Diante da má notícia da traição, Jesus o chamou de amigo (Mateus 26.50). Traição da pior espécie, travestida com um beijo e motivada por dinheiro. Mesmo assim, Jesus tratou Judas com dignidade, respeito e amor. Não levantou sua voz, não revidou a infidelidade, não rompeu seu relacionamento. Ao final, viu que as profecias foram cumpridas: traído por trinta moedas de prata (Zacarias 11.12; Mateus 26.14-15), por um amigo com quem partiu o pão (Salmos 41.9; Marcos 14.17-18), e que o traidor teria uma vida curta (Salmos 109.8a; Atos 1.16-18) e seria substituído (Salmos 109.8b, Atos 1.20-26)

Diante da má notícia da luta espiritual, Jesus intercedeu (Lucas 22.31-32). Em sua conversa com Pedro, ele revelou: Satanás já conseguiu licença para pôr vocês à prova. Ele vai peneirar vocês como o lavrador peneira o trigo a fim de separá-lo da palha. Mas eu tenho orado por você (trecho de Lucas 22.31-34 NTLH). Jesus estava diante da luta espiritual que Satanás queria roubar todos os seus discípulos. Ao final, a vitória: depois de o galo cantar, Pedro arrependeu-se amargamente por ter negado conhecer Jesus por três vezes, convertendo-se definitivamente.

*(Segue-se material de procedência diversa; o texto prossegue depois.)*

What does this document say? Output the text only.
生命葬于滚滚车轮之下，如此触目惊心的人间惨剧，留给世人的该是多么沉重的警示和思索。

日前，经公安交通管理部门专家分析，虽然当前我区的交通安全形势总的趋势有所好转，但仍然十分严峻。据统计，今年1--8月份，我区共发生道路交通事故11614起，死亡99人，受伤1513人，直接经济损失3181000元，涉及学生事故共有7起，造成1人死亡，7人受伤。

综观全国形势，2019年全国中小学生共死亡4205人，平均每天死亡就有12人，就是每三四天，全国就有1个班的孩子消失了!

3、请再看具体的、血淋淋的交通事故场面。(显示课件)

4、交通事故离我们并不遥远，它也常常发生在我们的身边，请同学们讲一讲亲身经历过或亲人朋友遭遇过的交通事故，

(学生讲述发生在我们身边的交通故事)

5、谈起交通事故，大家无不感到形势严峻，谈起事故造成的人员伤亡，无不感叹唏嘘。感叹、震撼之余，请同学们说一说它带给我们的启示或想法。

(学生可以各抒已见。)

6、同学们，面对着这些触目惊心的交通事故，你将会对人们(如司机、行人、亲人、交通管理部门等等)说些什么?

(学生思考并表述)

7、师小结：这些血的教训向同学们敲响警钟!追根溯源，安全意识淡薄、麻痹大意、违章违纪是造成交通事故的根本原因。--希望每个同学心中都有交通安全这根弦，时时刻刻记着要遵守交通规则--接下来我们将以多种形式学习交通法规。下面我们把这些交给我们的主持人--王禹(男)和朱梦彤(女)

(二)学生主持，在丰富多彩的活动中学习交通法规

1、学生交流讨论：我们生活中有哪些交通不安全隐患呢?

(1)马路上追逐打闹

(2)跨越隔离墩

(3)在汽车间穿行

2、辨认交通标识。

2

Diante da má notícia da sua própria morte, Jesus obedeceu. Ele até chegou a pedir que o cálice fosse afastado, que houvesse um plano “B”, outra saída. Mesmo em meio à profunda agonia, suando gotas de sangue, a resposta do Pai foi um silêncio (Lucas 22.42-44). Jesus simplesmente seguiu em obediência seu caminho da cruz. Ao final, ressuscitou e conquistou para nós a vitória sobre a morte e nos deu a vida eterna.

O significado da palavra evangelho é boas-novas. Mesmo diante das más notícias, Jesus é a boa nova que traz resgate diante das perdas, paciência diante das traições, vitória diante das lutas, ressurreição diante da morte. Por isso, o caminho para não termos medo de más notícias é nos entregando a Jesus, a boa-nova da nossa vida!